Около меня вдруг раздается всплеск и доносится звонкий смешок. Кувшинки у берегов колышутся, точно их кто-то потревожил.
– Ты давно не приходил к нам, оборотень, – слышу я близко, но не вижу никого.
– Тем слаще наши встречи, – отзываюсь я.
Теперь они хихикают, не прячась, кружат возле камня, на котором я сижу, поднимая гребешки волн.

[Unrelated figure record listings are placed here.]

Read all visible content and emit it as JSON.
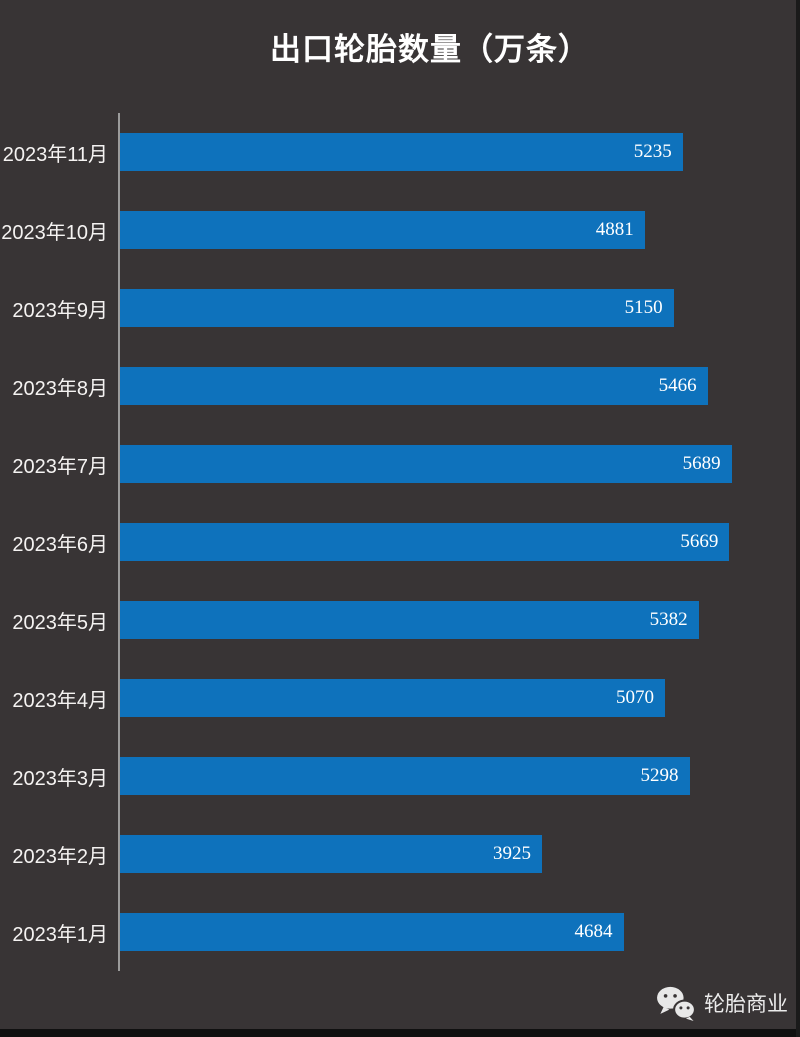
{
  "title": "出口轮胎数量（万条）",
  "watermark": {
    "label": "轮胎商业",
    "icon": "wechat-icon"
  },
  "colors": {
    "background": "#383435",
    "bar": "#0e72bc",
    "axis_line": "#9b9b9b",
    "category_text": "#f5f3f2",
    "value_text": "#ffffff"
  },
  "chart_data": {
    "type": "bar",
    "orientation": "horizontal",
    "title": "出口轮胎数量（万条）",
    "categories": [
      "2023年11月",
      "2023年10月",
      "2023年9月",
      "2023年8月",
      "2023年7月",
      "2023年6月",
      "2023年5月",
      "2023年4月",
      "2023年3月",
      "2023年2月",
      "2023年1月"
    ],
    "values": [
      5235,
      4881,
      5150,
      5466,
      5689,
      5669,
      5382,
      5070,
      5298,
      3925,
      4684
    ],
    "xlim": [
      0,
      6000
    ],
    "value_label_position": "inside-end",
    "grid": false,
    "legend": "none"
  }
}
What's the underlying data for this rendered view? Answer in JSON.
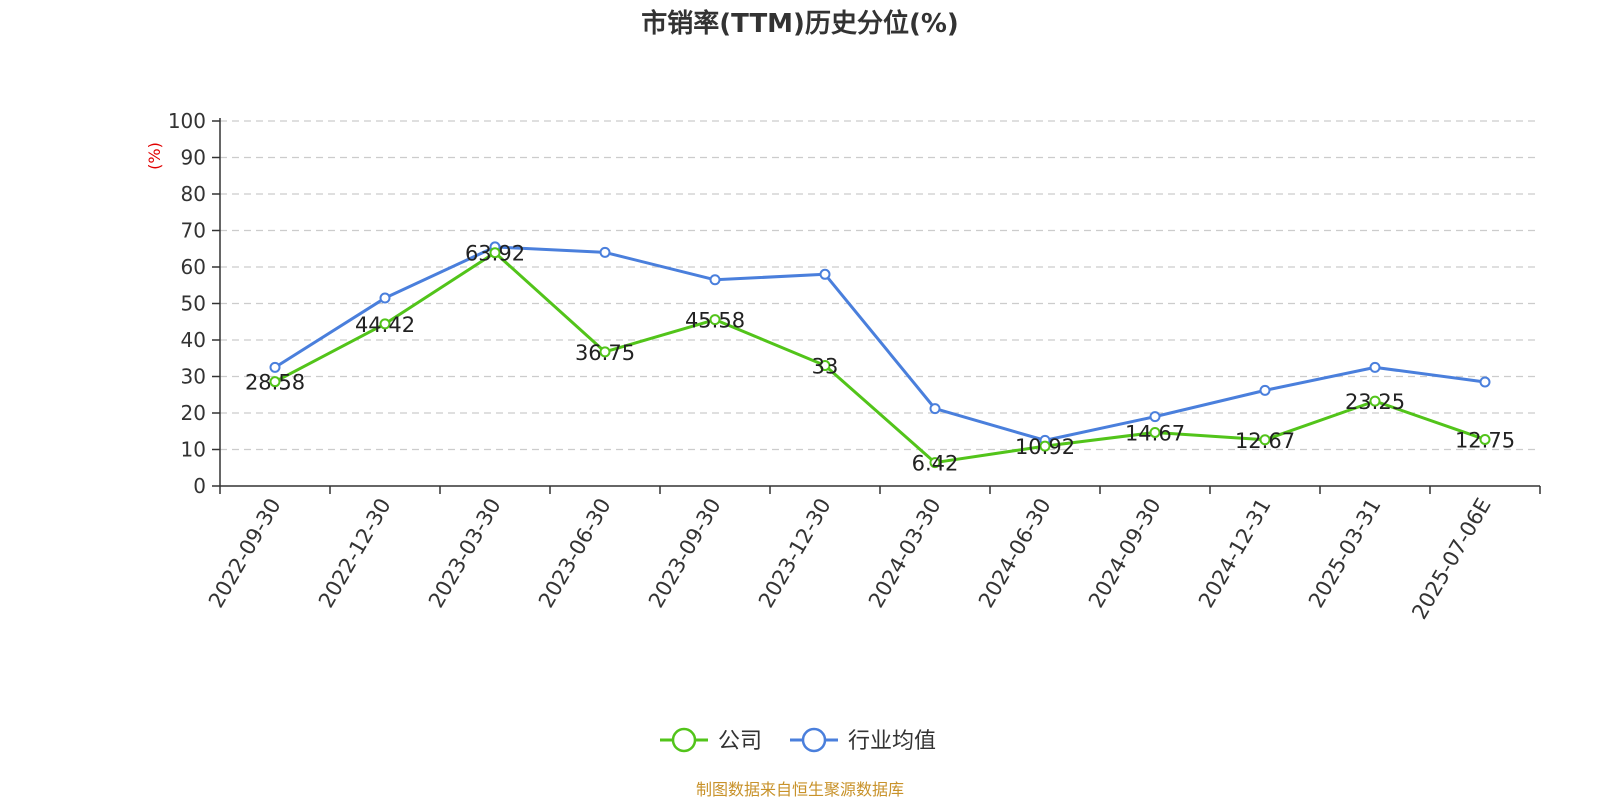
{
  "chart_data": {
    "type": "line",
    "title": "市销率(TTM)历史分位(%)",
    "ylabel": "(%)",
    "xlabel": "",
    "ylim": [
      0,
      100
    ],
    "yticks": [
      0,
      10,
      20,
      30,
      40,
      50,
      60,
      70,
      80,
      90,
      100
    ],
    "grid": true,
    "legend_position": "bottom",
    "categories": [
      "2022-09-30",
      "2022-12-30",
      "2023-03-30",
      "2023-06-30",
      "2023-09-30",
      "2023-12-30",
      "2024-03-30",
      "2024-06-30",
      "2024-09-30",
      "2024-12-31",
      "2025-03-31",
      "2025-07-06E"
    ],
    "series": [
      {
        "name": "公司",
        "color": "#52c41a",
        "values": [
          28.58,
          44.42,
          63.92,
          36.75,
          45.58,
          33,
          6.42,
          10.92,
          14.67,
          12.67,
          23.25,
          12.75
        ],
        "labels": [
          "28.58",
          "44.42",
          "63.92",
          "36.75",
          "45.58",
          "33",
          "6.42",
          "10.92",
          "14.67",
          "12.67",
          "23.25",
          "12.75"
        ]
      },
      {
        "name": "行业均值",
        "color": "#4a7fdc",
        "values": [
          32.5,
          51.5,
          65.5,
          64,
          56.5,
          58,
          21.2,
          12.5,
          19,
          26.2,
          32.5,
          28.5
        ]
      }
    ],
    "source": "制图数据来自恒生聚源数据库"
  }
}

Из-под воды показывается голова. В огромных мокрых глазах, как в двух лужицах, отражается белая луна. Русалка опирается о камень и выныривает наполовину, ее кожа, покрытая крошечными чешуйками, сияет холодным серебристым светом. Длинные волосы липнут к телу, прикрывают красивую девичью грудь.
– Мы думали, ты забыл нас, – говорит она, ее голос сладок и певуч.
– Как же забыть вас? – я осторожно касаюсь ее лица кончиками пальцев. Кожа русалки мокрая и холодная. – Поцелуешь?
Вокруг нас раздается несколько смешков, еще две головы поднимаются из воды.
– А ты мне за это что? – ее глаза хищно поблескивают.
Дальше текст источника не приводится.